C’est le Ramadan, et vous voulez vraiment prier le tarawih, mais vous essayez de mettre vos enfants au lit. Vous préférez lire le Coran, mais vous faites frire des trucs. Vous préférez être dans la mosquée, mais vous devez aller travailler. Comment pouvons-nous équilibrer cela et éviter un sentiment de ressentiment pour nos responsabilités? Dans cet épisode, Shaykh Mikaeel Ahmed Smith et Zeba Khan ont une discussion sur la vie, la culture, les objectifs et la friture de 786 samoussas pendant les jours limités du Ramadan.

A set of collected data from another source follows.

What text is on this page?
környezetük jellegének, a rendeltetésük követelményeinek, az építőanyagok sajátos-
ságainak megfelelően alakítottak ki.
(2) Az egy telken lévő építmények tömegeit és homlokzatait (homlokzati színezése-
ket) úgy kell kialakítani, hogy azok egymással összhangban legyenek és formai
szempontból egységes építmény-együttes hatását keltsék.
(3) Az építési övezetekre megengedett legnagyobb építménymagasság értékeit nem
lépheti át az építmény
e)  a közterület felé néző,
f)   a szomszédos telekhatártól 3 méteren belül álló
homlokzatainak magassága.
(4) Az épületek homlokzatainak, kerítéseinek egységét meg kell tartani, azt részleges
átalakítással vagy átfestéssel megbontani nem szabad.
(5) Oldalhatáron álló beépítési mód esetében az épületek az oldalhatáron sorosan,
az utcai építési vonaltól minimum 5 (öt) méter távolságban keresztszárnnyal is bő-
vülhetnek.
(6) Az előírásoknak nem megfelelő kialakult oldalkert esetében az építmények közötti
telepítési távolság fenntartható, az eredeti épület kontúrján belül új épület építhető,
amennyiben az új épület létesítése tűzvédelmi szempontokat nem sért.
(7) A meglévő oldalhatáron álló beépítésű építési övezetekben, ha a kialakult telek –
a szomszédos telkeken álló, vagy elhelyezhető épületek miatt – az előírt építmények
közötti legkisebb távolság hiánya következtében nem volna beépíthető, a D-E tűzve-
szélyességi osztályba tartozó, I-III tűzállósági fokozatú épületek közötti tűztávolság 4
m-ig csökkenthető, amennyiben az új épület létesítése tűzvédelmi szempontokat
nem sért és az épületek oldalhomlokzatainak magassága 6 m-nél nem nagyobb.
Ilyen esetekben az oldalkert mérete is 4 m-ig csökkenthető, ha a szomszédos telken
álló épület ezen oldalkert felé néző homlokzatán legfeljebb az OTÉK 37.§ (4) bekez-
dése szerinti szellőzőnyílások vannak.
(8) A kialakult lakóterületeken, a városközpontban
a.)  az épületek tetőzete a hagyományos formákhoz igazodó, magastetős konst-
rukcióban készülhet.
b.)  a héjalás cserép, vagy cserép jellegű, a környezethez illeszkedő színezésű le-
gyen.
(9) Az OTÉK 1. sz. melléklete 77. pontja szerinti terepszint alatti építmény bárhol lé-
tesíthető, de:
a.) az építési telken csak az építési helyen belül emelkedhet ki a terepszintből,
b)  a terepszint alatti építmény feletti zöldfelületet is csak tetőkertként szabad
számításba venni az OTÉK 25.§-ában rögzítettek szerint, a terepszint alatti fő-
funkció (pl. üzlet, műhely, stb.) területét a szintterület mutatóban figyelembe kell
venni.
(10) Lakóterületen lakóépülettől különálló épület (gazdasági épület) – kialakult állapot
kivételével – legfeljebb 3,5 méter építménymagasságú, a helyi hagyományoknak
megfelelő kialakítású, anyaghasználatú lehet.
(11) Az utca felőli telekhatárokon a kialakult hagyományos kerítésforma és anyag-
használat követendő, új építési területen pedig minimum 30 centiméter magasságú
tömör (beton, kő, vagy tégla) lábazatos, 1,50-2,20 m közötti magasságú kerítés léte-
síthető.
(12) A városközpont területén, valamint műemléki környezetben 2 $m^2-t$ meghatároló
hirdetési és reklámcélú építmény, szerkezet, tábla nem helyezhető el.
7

«Je suis père de trois jeunes enfants. Ils ne sont plus tout à fait des tout-petits, ils sont juste sortis de leur enfance, les derniers. En ce qui concerne la planification, je ne peux même pas les amener à dormir à l’heure et encore moins avoir un horaire difficile, mais c’est la vie, c’est comme ça.

Aidez-nous à mettre fin au Ramadan avec 1000 supporters!

Alhamdulillah, nous sommes à 900 supporters. Aidez-nous à atteindre 1000 supporters avant la fin du Ramadan. Tout ce qu’il faut, c’est un petit cadeau d’un lecteur comme vous pour nous permettre de continuer, pour seulement 2 $ / mois.

Le Prophète (SAW) nous a enseigné que les meilleures actions sont celles qui sont faites de manière cohérente, même si elles sont petites.
Cliquez ici pour soutenir MuslimMatters avec un don mensuel de 2 $ par mois. Réglez-le et collectez les bénédictions d’Allah (swt) pour le khayr que vous soutenez sans y penser.

Disons que j’ai fixé mon objectif et que je pense ok, je vais lire beaucoup de Coran, mais ensuite mon fils vient et dit Baba, pouvez-vous venir voir ça? Pendant un mois, vais-je ignorer mon fils? Nous atteignons l’équilibre en donnant à tout son droit.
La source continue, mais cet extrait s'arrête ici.